Okay, so, obviously enough I suppose, I found my way to Tim Buckley by investigating his batshit crazy son Jeff. Tim Buckley's musical career, some nine albums from 1966 to 1974, went from accessible, vaguely psychedelia-tinged, oddly mod folk-rock, to more and more experimental, inaccessible, and, I have to say, ultimately unlistenable idiosyncracy.
Today's album is his debut on Elektra, who signed him on the spectacular beauty and power of his voice, and the reasonable chops of these not overly impressive songs, described by Buckley's one-time co-writer and guitar sidekick Larry Beckett as "high school love songs." Well, I never wrote songs like that in high school. And I sure as hell couldn't perform them with the emotional maturity and force Buckley does.
That's not to say there aren't some pretty twee moments, utterly unnecessary chimes, thoroughly pointless backing orchestration, and so forth. But on balance, there's way more to recommend it.
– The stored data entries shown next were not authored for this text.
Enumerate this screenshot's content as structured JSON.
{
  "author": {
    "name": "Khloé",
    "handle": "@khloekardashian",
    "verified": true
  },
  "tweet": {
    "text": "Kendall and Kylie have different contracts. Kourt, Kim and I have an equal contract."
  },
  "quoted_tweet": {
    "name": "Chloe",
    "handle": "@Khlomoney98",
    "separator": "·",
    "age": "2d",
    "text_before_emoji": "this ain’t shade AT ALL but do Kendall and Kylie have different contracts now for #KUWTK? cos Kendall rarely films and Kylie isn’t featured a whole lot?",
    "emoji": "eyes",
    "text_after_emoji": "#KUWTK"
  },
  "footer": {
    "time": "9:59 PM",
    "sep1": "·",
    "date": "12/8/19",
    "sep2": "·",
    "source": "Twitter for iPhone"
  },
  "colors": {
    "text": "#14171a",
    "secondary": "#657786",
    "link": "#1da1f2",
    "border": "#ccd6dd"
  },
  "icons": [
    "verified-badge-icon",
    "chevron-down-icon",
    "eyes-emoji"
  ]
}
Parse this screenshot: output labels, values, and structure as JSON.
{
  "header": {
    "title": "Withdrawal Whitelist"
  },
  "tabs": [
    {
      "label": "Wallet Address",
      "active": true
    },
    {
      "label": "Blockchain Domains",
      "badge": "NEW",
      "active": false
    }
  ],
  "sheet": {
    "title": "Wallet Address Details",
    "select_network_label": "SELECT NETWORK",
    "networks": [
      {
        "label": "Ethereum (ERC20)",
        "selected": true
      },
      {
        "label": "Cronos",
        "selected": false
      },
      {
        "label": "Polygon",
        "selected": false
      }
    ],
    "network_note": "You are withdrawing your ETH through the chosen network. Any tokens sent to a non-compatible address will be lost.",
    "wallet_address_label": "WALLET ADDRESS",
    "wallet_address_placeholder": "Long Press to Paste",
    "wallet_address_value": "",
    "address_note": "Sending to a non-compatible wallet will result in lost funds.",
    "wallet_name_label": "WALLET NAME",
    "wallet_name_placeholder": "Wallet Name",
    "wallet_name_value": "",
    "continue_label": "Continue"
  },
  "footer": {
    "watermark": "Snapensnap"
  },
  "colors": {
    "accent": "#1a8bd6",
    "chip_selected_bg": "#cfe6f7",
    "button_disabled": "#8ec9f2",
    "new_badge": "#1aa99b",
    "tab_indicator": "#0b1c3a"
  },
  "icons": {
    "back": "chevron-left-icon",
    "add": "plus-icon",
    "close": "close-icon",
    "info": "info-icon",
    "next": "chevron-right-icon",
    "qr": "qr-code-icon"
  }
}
For instance: the driving rhythmic force of "I Can't See You" or of "Aren't You The Girl." There are also some strong lyrics in a few of the songs, for instance, probably my favorite on the album after "I Can't See You," this slightly impressionistic, and interesting synaesthetic bit, from "Strange Street Affair Under Blue":
You'd be touched if you would touch
But you only reach and taunt
Will my taste stay grey and blue
If I try to turn from you
The whole record was meant to be commercial, and although it wasn't as commercially successful as Buckley's second album, Goodbye and Hello, nor as adventurous in some respects, I think it scores over Goodbye and Hello for that very reason. Sometimes commercially savvy singer-songwriter pop with catchy tunes is really satisfying, when it's done well, conceived well, and especially sung well.
Like father, like son, I think. Both batshit crazy, tremendously talented singers and songwriters, both met tragically early ends.